What history says about big IPOs

The historical track record of high-profile, high-valuation IPOs should give any retail investor pause. This isn't unique to SpaceX — it's a pattern that plays out repeatedly:

  • Uber IPO'd at $45 in May 2019. It dropped to $25 within six months. It took three years to consistently trade above its IPO price.
  • Lyft opened at $87 in March 2019 and never came close to that price again. It trades at a fraction of its debut value today.
  • Rivian debuted at $78 in November 2021. It was below $20 within a year.
  • WeWork never even made it to IPO at its first attempt after its valuation collapsed from $47 billion to near zero.

The pattern is consistent: large, hyped IPOs price at peak enthusiasm. The institutions and insiders who got in early are selling to retail buyers who are buying peak excitement. That doesn't mean SPCX follows the same path — SpaceX is a fundamentally different business than Uber or Rivian. But the burden of proof is on the bull case when the multiple is this stretched.

The IPO structure itself matters

SpaceX skipped the traditional bookbuild process — where institutional demand is used to set a range and then narrow to a final price. They simply announced $135 and moved on. That confidence is either a sign of extraordinary demand or a sign that price discovery isn't really the point. Either way, it means the opening price reflects hype, not a negotiated market consensus.

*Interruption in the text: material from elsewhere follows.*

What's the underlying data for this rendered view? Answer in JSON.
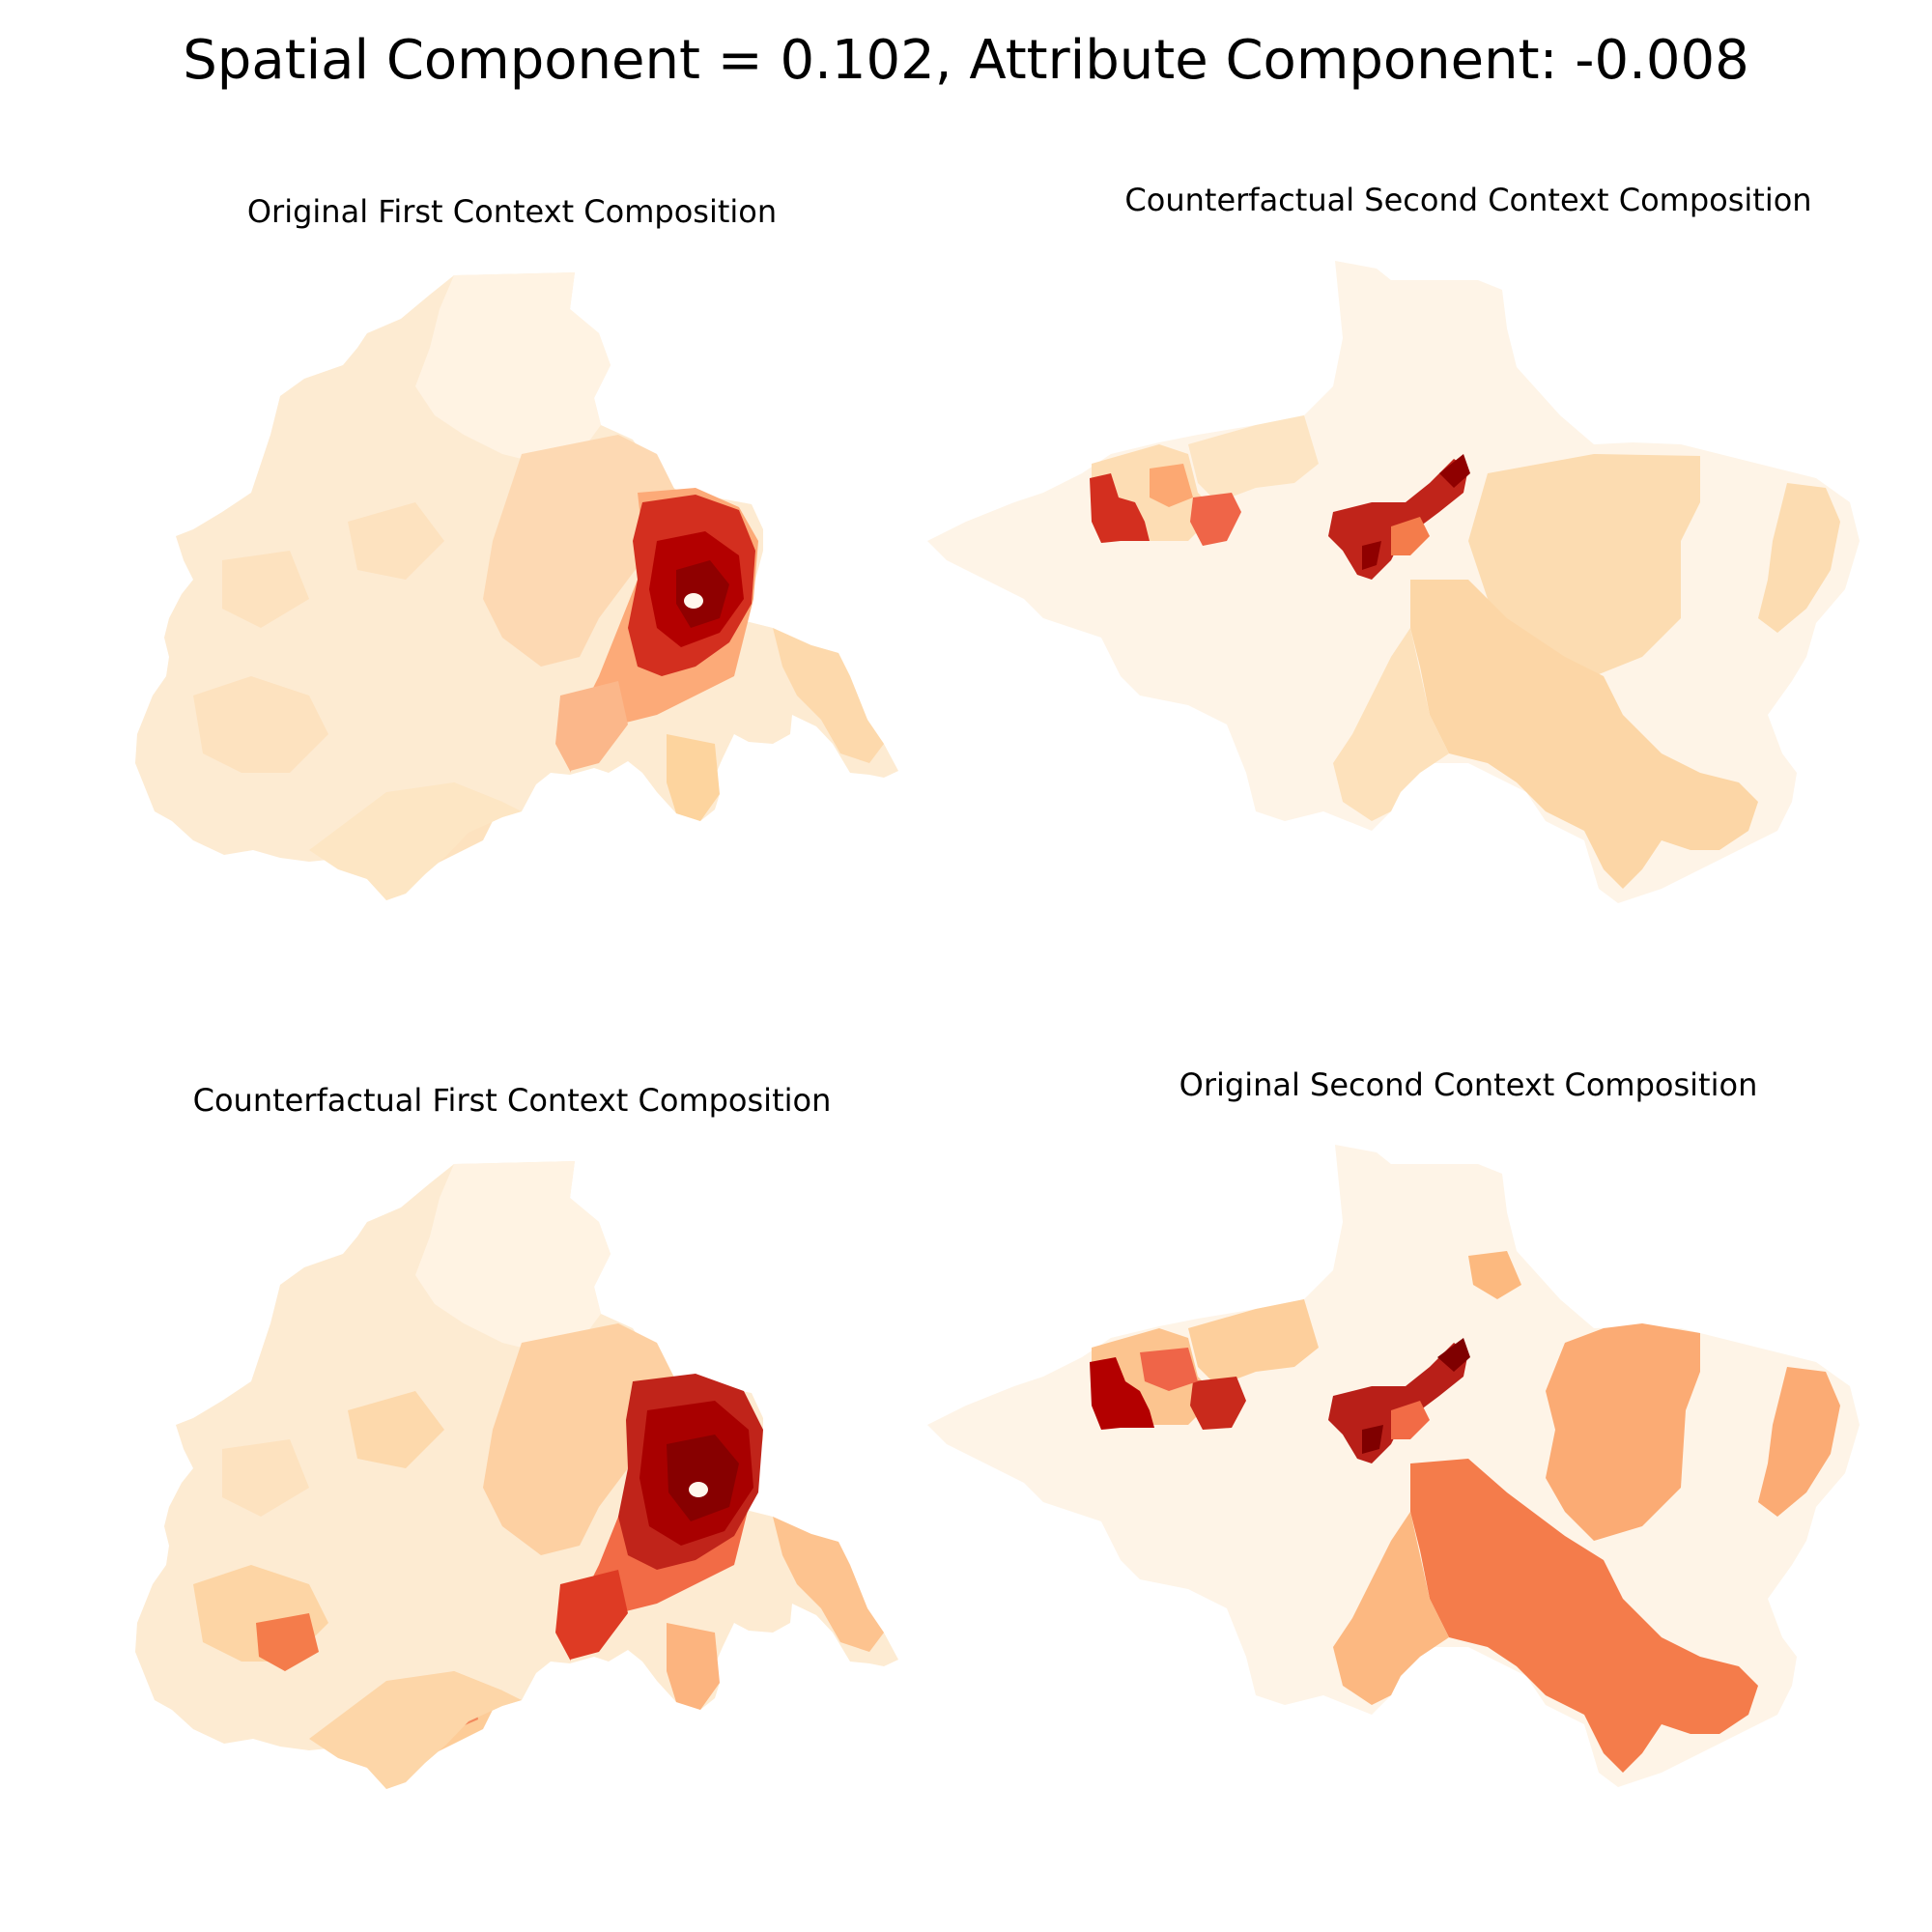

Our take — the case for patience

We'll be honest: SpaceX is genuinely one of the most remarkable companies ever built. The engineering achievements alone are historic. If Starlink continues to grow and Starship delivers on even a fraction of its potential, this company could be worth multiples of its IPO price a decade from now.

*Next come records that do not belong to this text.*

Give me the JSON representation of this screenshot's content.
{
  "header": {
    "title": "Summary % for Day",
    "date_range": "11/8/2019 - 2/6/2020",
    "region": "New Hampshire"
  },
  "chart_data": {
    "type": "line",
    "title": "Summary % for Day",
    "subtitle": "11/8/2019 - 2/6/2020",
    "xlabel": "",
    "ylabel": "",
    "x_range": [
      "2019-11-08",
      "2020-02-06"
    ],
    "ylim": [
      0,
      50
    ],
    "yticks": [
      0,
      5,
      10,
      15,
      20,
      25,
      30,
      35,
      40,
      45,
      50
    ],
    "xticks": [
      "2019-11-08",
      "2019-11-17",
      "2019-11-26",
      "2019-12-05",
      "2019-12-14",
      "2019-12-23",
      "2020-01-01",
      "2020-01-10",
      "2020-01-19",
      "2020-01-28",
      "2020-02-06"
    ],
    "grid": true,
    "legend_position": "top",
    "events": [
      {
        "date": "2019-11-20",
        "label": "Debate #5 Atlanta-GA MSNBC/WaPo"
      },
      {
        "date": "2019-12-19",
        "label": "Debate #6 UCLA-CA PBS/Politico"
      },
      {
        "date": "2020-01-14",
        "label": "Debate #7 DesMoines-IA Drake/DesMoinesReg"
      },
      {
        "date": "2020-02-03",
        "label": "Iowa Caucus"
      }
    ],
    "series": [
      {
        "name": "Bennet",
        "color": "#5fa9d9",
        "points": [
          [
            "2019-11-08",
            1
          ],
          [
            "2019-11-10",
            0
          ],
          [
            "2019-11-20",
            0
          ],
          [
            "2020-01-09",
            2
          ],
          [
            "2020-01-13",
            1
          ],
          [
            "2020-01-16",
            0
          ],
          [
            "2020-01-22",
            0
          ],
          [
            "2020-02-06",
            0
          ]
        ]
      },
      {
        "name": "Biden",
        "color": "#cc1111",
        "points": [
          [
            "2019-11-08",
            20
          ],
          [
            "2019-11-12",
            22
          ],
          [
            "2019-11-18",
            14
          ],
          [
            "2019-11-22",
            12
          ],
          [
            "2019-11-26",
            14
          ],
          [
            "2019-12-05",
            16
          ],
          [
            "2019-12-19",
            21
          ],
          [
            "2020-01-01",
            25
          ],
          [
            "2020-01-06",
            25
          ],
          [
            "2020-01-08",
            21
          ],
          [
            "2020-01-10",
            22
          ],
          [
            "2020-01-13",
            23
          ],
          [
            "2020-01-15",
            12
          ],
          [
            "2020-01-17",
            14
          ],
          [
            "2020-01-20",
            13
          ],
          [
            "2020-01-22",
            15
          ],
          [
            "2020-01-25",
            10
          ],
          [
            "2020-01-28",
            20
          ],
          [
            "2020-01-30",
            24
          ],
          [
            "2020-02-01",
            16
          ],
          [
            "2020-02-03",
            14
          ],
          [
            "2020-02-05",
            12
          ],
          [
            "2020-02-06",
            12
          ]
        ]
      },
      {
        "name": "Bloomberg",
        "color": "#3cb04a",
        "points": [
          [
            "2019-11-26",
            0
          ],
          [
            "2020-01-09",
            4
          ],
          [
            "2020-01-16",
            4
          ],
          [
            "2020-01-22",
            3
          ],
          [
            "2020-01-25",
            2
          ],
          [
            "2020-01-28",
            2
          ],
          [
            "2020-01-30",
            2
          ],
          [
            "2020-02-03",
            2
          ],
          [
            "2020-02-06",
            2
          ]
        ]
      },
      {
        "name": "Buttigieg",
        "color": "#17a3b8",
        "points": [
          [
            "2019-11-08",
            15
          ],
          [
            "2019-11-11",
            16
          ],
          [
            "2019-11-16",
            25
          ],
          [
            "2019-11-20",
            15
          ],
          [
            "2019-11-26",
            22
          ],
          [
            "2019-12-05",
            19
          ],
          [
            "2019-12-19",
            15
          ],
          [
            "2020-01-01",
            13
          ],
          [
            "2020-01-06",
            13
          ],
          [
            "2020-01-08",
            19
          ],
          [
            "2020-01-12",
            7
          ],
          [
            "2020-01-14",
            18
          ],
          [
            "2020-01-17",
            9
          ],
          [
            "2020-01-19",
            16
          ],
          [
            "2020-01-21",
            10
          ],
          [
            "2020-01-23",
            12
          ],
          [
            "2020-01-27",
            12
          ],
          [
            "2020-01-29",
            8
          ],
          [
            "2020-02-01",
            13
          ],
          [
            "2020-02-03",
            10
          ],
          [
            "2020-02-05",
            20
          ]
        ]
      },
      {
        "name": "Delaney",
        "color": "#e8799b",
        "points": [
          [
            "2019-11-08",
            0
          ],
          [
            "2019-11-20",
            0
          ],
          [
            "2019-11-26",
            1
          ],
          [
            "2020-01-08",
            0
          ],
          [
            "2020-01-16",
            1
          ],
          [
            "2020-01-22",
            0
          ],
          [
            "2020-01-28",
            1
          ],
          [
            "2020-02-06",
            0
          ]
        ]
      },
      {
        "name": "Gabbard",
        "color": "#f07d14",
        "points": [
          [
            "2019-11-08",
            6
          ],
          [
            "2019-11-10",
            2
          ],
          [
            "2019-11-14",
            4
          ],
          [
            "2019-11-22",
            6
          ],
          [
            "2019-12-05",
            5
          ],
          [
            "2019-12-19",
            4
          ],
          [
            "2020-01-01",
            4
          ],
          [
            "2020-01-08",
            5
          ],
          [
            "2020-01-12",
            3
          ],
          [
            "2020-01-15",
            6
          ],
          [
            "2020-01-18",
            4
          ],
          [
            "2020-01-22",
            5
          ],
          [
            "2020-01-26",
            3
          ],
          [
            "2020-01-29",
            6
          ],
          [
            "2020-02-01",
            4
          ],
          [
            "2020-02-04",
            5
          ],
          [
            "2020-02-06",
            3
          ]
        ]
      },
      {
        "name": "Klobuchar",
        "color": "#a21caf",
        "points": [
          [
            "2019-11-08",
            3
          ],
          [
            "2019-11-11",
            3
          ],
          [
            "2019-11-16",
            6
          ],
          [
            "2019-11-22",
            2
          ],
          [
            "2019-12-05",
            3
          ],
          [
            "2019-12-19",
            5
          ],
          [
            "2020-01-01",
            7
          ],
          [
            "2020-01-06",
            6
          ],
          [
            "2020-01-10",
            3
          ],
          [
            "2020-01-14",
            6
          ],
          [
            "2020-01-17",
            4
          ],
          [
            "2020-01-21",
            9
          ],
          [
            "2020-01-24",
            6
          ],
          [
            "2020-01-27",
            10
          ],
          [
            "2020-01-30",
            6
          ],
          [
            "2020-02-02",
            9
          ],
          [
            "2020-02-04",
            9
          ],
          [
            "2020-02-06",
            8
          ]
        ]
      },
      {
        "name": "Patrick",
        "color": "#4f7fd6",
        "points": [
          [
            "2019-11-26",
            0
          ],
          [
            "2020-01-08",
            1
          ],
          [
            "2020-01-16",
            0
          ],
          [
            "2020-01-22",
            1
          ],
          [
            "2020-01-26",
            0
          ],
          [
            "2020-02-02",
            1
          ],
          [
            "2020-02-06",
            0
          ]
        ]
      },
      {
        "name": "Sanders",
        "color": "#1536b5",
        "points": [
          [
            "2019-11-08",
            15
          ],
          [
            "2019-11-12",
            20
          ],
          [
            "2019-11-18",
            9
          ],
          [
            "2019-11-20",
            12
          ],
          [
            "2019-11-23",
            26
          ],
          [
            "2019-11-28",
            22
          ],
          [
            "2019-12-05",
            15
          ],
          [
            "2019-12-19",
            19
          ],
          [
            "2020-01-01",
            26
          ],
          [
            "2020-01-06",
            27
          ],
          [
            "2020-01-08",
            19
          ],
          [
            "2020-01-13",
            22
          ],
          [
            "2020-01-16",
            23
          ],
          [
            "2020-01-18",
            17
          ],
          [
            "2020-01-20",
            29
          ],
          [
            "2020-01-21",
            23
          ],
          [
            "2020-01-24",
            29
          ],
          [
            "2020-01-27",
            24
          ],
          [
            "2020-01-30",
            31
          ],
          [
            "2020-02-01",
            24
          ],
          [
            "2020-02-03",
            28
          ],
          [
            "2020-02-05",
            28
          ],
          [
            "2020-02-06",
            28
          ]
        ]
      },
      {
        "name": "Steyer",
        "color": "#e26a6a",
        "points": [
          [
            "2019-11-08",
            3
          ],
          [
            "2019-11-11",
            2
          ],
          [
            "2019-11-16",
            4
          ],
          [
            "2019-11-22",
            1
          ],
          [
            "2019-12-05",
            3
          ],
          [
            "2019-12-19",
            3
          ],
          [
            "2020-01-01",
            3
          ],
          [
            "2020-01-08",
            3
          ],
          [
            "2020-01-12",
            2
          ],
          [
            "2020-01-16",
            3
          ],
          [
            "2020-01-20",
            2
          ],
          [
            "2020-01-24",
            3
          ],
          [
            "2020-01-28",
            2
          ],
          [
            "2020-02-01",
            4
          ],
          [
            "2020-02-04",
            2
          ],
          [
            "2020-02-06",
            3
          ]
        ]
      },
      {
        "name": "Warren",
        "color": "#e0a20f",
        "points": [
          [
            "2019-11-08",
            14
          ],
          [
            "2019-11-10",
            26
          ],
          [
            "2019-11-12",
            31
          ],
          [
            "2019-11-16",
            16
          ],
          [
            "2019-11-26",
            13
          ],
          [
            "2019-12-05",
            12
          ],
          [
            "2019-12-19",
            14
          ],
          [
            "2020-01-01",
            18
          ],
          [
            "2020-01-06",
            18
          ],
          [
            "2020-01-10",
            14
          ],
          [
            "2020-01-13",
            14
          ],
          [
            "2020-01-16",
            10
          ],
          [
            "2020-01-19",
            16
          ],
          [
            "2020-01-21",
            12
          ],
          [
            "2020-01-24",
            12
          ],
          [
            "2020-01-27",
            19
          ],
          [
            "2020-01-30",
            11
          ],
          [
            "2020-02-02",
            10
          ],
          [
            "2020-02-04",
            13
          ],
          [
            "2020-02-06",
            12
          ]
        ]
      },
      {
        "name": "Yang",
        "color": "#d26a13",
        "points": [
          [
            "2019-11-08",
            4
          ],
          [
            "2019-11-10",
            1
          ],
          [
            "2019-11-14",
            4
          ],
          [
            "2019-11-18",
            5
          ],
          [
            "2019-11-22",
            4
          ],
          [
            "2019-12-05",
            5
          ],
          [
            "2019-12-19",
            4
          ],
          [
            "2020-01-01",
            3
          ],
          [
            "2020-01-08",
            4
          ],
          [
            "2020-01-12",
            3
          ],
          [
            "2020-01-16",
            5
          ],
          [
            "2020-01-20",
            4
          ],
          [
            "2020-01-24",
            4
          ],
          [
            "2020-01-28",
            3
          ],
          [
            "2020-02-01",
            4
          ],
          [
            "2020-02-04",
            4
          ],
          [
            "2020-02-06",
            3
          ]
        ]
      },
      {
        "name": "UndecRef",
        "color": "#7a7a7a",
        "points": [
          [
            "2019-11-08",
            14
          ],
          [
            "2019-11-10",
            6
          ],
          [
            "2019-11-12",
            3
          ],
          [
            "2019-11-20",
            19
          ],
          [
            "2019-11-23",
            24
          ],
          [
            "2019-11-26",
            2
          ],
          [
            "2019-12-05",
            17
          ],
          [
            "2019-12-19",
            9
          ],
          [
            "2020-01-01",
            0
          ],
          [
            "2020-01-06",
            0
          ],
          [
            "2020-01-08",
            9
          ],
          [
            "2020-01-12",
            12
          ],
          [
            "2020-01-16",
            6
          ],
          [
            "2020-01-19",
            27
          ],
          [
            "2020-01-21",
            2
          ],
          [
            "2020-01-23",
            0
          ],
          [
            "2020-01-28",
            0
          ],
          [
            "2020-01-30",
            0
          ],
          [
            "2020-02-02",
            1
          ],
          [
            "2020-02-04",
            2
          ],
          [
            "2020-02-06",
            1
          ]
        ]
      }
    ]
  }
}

But we're not buying a business over a decade. We're buying shares at a specific price on a specific day, and that price is $135 with a $1.75 trillion valuation tag attached to it.

Here's what we'd suggest instead of chasing the open:

  • Let it trade for at least 90 days. The lock-up period for insider shares is typically 180 days. The first 90 days of trading will tell you a lot about where real demand sits without insider selling pressure.
  • Watch what happens to the xAI segment. If the AI division's losses narrow, that's a positive data point. If they widen, the bear case gets stronger.
  • Set a price target you're genuinely comfortable with. If SPCX pulls back 20-30% from its IPO price — which history suggests is plausible — does it become interesting to you? Know that number before the hype hits.
  • Size it as speculation, not investment. If you do buy on or near the IPO, treat it as a speculative position. Not a retirement account holding. Not "I'll put $10,000 in because it's SpaceX." A small, sized-to-lose position you can stomach going against you.

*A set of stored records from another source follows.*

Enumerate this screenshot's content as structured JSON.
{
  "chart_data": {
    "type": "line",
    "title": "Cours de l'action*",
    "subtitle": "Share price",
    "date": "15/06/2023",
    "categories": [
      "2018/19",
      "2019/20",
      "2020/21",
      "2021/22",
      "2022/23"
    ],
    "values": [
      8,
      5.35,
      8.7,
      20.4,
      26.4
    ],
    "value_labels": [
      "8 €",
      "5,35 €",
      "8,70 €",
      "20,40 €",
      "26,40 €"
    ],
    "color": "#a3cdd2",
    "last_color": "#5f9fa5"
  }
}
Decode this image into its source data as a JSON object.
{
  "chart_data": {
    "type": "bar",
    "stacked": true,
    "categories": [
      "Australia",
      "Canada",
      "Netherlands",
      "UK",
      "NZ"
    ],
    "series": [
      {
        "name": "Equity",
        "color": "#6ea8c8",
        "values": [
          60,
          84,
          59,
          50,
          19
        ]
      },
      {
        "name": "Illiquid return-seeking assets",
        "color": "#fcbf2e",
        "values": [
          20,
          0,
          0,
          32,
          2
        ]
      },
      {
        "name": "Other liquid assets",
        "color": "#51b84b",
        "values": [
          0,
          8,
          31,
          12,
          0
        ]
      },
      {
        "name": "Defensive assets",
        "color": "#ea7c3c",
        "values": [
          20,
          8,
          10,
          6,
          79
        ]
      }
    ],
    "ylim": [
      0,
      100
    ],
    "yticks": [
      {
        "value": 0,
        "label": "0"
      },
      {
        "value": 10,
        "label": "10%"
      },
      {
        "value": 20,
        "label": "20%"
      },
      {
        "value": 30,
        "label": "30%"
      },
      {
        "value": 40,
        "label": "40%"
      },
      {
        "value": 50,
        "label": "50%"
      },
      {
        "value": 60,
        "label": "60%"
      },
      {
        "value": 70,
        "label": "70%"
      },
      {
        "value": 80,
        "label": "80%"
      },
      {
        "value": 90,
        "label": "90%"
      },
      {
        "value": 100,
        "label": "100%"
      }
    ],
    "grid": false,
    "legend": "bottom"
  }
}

The most expensive mistake retail investors make with high-profile IPOs isn't missing them — it's buying them at peak excitement and holding through a painful drawdown. You don't have to be first. The stock will still be there in three months, and you'll have real trading data to work with instead of just a prospectus and a roadshow pitch.

Bottom line

SpaceX is a genuinely extraordinary company going public at a genuinely extraordinary valuation. The bull case is real. The bear case is also real. For most retail investors, the right move is to watch the first 90 days of trading, let the dust settle, and buy with actual price history rather than pure hype. The opportunity will still be there — and it might be at a better price.

Disclaimer: This article is for informational and educational purposes only and does not constitute financial or investment advice. TraderVoila is not a registered investment advisor. Always consult a qualified financial professional before making investment decisions.